Squared reticle adjustment
Most riflescopes include squared reticle adjustment, i.e. there is an equal amount of room for elevation and windage. Special models for longer distances offer an enlarged vertical adjustment range to better compensate bullet drop at long ranges – without compromises for lateral adjustment. On all ZEISS riflescopes it is always ensured that the lateral setting is not influenced when the height is adjusted and vice versa.
With each click of the adjustment knobs, the reticles on most “European” models move 1cm with a target 100m away, i.e. 1cm/ 100m. This is 3cm per click on a 300m disc.
“American” models usually include an adjustment of ¼ MoA = approx. 0.73cm/ 100m (MoA = minute of angle = 1/60 of a degree).
After ranging, the adjustment knobs on most riflescopes can be zeroed, i.e. the scale is set to the starting position (zero) without adjusting the reticle. When the reticle is changed again, e.g. to compensate for bullet drop or side wind, the correct position can be restored easily.
Correcting bullet drop with the bullet drop compensator (ASV)

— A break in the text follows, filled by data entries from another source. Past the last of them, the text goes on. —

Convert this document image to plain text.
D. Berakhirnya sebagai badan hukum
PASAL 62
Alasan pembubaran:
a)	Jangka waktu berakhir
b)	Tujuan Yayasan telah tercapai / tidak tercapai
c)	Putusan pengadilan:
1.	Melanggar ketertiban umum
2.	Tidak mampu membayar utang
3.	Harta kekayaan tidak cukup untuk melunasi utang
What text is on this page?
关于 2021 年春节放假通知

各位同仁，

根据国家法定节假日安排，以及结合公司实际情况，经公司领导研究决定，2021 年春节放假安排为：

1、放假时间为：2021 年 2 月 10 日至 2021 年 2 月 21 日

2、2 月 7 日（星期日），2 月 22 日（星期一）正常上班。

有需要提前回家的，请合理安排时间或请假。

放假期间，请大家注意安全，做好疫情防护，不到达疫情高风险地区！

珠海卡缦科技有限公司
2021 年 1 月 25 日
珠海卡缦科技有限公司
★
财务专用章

In addition to the (one-time) zeroing, the reticle adjustment is used to compensate for bullet drop and remain on target at long range.
This requires that the bullet drop is known. The ballistic data supplied by the manufacturer provides this information which, ideally, you should test at different distances.
Example: The weapon is zeroed at 100m, the bullet drop is 12cm at 200m and 45cm at 300m. To remain on target at 200m, the reticle is adjusted 6 clicks (1 click = 2cm/ 200m), 15 clicks at 300m. The direction of rotation is the same as the correction of a low shot, i.e. lower sighting line to point of bullet impact.
Principle of the ASV
Instead of counting clicks, the bullet drop compensator developed by ZEISS offers an ingeniously simple and reliable solution: the easy-to-grip adjustment knob features a range scale so that the reticle simply has to be set to the estimated or measured range for long-distance shots enabling the hunter to remain on target.
Different range scales up to 400m are available as metal stickers to adjust the system to the different ballistic curves. The right scale for the ammunition mentioned above is designed so that a 2 appears (200m) after 6 clicks, a 3 (300m) after 15 clicks etc., each with an intermediate setting at 25m intervals. The larger the bullet drop is (slow or heavy bullets) the more spread out the scale.